Amy Nelson (Bb Cornet, Concert Master)

Amy Nelson loves playing the cornet and has performed cornet solos in a variety of venues including the Grant Park Music Festival (Chicago), Great American Brass Band Festival (Kentucky), Grand Celebration of Brass Bands (Iowa), World Music Conference (Holland), Illinois Music Educator Association Conference and the International Women's Brass Conference. She was awarded first place in both the slow melody and technical solo divisions of the North American Brass Band Association's national solo competition four different years, placing in the top three nine times over nine years. She placed first in the International Women's Brass Conference category three trumpet solo competition. Amy is a performing artist for Richard Smith Musical Instruments and plays a Smith Watkins soloist cornet.

Amy served as principal cornet and personnel manager of the Chicago Brass Band, winners of the 2004 NABBA Championship division and the NABBA representatives at the 2005 World Brass Band Competition in the Netherlands. Prior to joining the CBB she was a member of the Illinois Brass Band, six-time NABBA champions, where she served as cornet section leader and personnel manager and was a frequent soloist. She toured England with the IBB and toured America with the Regent Brass Band of London, England. These days Amy can be found in New Jersey performing with the Imperial, Princeton, and Atlantic Brass Bands. She is the principal cornet of the Athena Brass Band.

Amy is currently freelancing in the New York City/Tri-State area. She is a member of the Gramercy Brass Orchestra of New York. She has performed with such Broadway shows as Mary Poppins and Chitty Chitty Bang Bang and the national tour of Evita. Orchestral performances have included work with the Queens Symphony, the American Symphony and the New Brunswick Chamber Orchestra.
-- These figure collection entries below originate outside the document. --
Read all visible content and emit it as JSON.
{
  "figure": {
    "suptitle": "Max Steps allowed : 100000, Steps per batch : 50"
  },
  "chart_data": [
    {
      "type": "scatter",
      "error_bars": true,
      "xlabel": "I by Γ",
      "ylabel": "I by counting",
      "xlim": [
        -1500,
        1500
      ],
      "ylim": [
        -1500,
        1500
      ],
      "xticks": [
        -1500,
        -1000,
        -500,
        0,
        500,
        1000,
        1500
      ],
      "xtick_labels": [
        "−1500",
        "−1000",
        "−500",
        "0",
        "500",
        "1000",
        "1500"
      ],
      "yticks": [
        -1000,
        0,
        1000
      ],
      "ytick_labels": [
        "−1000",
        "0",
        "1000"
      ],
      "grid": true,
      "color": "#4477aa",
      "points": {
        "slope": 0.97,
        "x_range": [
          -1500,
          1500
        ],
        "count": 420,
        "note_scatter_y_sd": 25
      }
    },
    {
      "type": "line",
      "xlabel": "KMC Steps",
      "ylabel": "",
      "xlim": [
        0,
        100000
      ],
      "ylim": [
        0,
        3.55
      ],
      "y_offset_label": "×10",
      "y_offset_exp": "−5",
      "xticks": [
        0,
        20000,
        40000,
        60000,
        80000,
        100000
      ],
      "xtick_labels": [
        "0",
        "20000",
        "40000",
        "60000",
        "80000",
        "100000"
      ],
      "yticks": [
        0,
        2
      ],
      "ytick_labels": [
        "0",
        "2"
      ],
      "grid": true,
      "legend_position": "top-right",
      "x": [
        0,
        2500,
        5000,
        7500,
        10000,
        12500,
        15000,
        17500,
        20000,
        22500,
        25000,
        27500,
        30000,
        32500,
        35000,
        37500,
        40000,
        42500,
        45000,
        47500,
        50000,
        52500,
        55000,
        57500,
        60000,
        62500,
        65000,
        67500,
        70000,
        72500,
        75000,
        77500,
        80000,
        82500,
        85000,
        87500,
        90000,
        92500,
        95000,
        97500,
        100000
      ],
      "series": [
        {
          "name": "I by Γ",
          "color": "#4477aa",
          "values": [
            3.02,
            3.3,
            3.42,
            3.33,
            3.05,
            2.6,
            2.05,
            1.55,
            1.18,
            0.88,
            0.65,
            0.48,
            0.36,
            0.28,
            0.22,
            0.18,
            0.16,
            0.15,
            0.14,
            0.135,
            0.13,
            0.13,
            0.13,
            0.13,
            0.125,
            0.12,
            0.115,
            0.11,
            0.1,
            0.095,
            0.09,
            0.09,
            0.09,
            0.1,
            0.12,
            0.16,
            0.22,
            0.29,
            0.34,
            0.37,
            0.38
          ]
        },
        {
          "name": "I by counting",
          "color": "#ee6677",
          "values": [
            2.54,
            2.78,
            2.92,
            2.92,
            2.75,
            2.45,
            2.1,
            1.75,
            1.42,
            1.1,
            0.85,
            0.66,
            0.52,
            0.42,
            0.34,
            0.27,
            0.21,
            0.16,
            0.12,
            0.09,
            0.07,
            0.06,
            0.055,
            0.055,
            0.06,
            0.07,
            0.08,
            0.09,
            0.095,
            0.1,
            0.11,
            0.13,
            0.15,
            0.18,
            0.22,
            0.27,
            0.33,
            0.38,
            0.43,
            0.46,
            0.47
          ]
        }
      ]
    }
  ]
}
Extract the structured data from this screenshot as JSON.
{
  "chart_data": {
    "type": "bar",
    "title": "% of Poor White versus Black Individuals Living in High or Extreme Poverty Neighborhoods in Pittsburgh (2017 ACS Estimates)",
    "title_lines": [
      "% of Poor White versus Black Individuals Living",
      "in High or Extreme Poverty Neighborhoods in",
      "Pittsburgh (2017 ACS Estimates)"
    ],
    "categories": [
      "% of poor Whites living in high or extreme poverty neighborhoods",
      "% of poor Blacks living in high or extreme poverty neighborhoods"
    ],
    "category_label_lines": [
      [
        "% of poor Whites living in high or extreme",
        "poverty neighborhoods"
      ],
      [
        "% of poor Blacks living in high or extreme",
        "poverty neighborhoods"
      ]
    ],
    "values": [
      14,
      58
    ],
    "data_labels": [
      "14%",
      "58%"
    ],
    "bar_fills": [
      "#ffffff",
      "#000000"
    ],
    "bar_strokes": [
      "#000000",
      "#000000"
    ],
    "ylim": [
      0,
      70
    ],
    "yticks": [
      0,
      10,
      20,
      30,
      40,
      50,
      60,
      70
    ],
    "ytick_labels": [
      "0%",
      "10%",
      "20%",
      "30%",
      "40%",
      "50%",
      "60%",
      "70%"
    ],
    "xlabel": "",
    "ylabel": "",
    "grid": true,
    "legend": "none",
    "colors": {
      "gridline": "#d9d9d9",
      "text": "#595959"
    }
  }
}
She recently completed a recording project with composer Joseph Dymit of original trumpet works entitled Battlecry (www.piquedamemusic.com). She believes in the importance of music education and works with a program in Brooklyn which provides instrumental instruction for students without access to music in schools. Amy knows the location of most of the Godiva stores in NYC and tends to worship at the feet of those who bring her chocolate.